Hemen onu başımla onaylayıp ayaklandım ve banyonun kapısını açarak içeri girdim. Etrafı şöyle kısaca süzdükten sonra dolapları karıştırıp ilk yardım çantasını buldum. Vakit kaybetmeden hızlı adımlarla banyodan çıkıp odaya geri döndüm.

Yanına giderek oturdum ve önce kafasındaki yaraya baktım. Yüzüm buruşurken,"Çok acıyor mu?" diye sordum.

Başını çevirip bana baktı. Buz mavisi gözleri uzun uzun gözlerimi taradı. En sonunda, "Biraz.." diyerek cevap verdi.

Daha fazla ona bakmak istemeyerek çantadan bir pamuk çıkardım ve oksijenli suyla kanı temizlemeye başladım. Canını acıtmamak için nazikçe yapıyordum. Pamuk hızla kana bulanırken endişem daha da arttı.

"Bir hastaneye mi görünsen dikiş atılması gerekebilir."

"Gerek yok," dedi tok bir sesle.

Tam itiraz edeceğim sıra beni bakışlarıyla susturdu. Kafasındaki yarayı temizleyip bandajı dikkatli bir şekilde yaranın üzerine yapıştırdım.

"Tamam, oldu.."

Serkan ensesini ovalayıp bana baktı. "Sağ ol," deyince omuz silktim.

"Ama sen yinede bir doktora görün," diye tembih ettim.

"Daha sonra," dedi.

Bir an için ortamda tuhaf bir sessizlik oluştu. Ben başımı eğmiş parmaklarımla oynarken Serkan'a yandan kaçamak bakışlar atıyordum.

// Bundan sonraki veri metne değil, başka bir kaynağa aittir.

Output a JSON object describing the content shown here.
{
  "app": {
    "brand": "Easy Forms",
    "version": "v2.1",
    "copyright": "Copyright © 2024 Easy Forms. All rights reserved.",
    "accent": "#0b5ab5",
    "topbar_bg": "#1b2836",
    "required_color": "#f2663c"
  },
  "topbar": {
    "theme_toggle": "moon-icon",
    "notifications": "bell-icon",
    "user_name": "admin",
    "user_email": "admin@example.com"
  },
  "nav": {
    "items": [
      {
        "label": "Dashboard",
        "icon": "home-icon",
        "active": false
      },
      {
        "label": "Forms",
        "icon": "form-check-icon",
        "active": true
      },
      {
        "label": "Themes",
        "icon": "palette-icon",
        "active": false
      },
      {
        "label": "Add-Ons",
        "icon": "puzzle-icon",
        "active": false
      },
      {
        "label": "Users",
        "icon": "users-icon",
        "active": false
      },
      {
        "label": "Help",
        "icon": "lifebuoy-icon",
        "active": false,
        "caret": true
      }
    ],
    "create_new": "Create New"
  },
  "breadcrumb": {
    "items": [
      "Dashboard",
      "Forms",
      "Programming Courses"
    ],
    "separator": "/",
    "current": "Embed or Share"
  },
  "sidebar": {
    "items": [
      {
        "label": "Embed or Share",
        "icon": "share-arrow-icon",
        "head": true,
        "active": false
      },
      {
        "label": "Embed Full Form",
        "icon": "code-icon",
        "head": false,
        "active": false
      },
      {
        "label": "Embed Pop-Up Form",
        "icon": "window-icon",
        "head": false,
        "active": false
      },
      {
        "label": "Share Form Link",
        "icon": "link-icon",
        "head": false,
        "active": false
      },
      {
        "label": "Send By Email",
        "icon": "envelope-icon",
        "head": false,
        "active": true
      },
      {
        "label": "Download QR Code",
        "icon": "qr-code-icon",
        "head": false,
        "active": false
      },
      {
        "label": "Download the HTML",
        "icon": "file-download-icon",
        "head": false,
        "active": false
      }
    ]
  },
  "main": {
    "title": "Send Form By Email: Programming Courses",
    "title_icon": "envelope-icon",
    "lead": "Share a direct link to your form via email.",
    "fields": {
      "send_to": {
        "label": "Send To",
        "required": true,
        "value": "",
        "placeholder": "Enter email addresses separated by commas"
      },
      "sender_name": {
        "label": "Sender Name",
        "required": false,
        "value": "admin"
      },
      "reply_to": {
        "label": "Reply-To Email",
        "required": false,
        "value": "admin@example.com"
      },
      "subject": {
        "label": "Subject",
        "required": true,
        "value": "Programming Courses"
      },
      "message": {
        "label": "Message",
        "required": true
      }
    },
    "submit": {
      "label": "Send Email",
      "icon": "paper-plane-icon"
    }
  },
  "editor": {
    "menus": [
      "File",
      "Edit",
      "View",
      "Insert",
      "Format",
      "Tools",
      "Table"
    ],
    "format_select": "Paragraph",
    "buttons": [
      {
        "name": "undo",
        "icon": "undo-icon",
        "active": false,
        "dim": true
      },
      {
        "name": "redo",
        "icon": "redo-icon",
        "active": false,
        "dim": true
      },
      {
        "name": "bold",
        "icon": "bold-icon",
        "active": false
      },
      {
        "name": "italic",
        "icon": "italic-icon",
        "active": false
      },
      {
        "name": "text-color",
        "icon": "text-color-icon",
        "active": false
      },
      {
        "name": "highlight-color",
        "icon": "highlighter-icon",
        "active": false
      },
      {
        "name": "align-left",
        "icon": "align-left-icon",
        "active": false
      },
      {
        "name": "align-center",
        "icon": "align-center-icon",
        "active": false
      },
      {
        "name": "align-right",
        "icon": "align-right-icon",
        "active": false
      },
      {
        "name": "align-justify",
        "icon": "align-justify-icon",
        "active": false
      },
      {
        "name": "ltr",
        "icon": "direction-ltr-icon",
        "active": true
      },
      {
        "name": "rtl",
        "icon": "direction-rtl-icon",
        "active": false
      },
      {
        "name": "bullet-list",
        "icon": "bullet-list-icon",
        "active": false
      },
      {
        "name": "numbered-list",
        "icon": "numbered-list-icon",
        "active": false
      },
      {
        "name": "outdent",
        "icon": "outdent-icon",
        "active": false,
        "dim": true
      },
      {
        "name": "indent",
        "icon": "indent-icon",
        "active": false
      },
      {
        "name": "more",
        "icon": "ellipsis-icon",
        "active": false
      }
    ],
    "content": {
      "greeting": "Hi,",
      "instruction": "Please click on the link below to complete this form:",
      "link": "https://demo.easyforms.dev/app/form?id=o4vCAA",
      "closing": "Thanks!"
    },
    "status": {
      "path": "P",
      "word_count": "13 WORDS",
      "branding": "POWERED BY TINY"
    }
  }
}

Şu an içinde bulunduğum an çok garipti. Farkında olmadan kalp atışlarım düzensizleşmişti. Benim her fırsatta tartıştığım bir adamın yanında ne işim vardı bilemiyordum. Ben en son doğum günü partisinde çılgınlar gibi eğlenip dans ediyordum. Buraya hangi ara gelmiştim? Resmen gecenin geri kalanını zihnimden silmiştim. Bir daha alkolü çok fazla kaçırmayacaktım. Bu bana ders olsun. Kendimi başka bir yerde de bulabilirdim. Neyse ki şanslıyım..

Aklıma yeni gelirken,"Çantam!" dedim yerimden fırlayarak. Benim hemen nerede olduğumu aileme haber vermem gerekiyordu.

Elimi alnıma götürüp inledim. "Bittim ben!"

"Bir sakin olur musun, neler oluyor?" deyince ona döndüm.

"Ailem beni bu sefer kesin öldürecek!" dedim korkuyla.

Serkan sakince ayağa kalkıp,"Kimsenin seni öldüreceği yok, bir sakin ol önce,"dedi ifadesiz bir sesle.

" Nasıl bu kadar emin olabiliyorsun? "diye sorduğumda dudakları kıvrılır gibi oldu.

" Çünkü ailene haber verdim. "

Şok içinde," Ne? "diye bağırdım.

🌸

" Yani ben dün gece Günçiçek'lerin evinden kaldım, aynı şekilde Günçiçek'te benim evimde kaldı öyle mi?"deyip kafamı anlayamaz bir şekilde kaşıdım.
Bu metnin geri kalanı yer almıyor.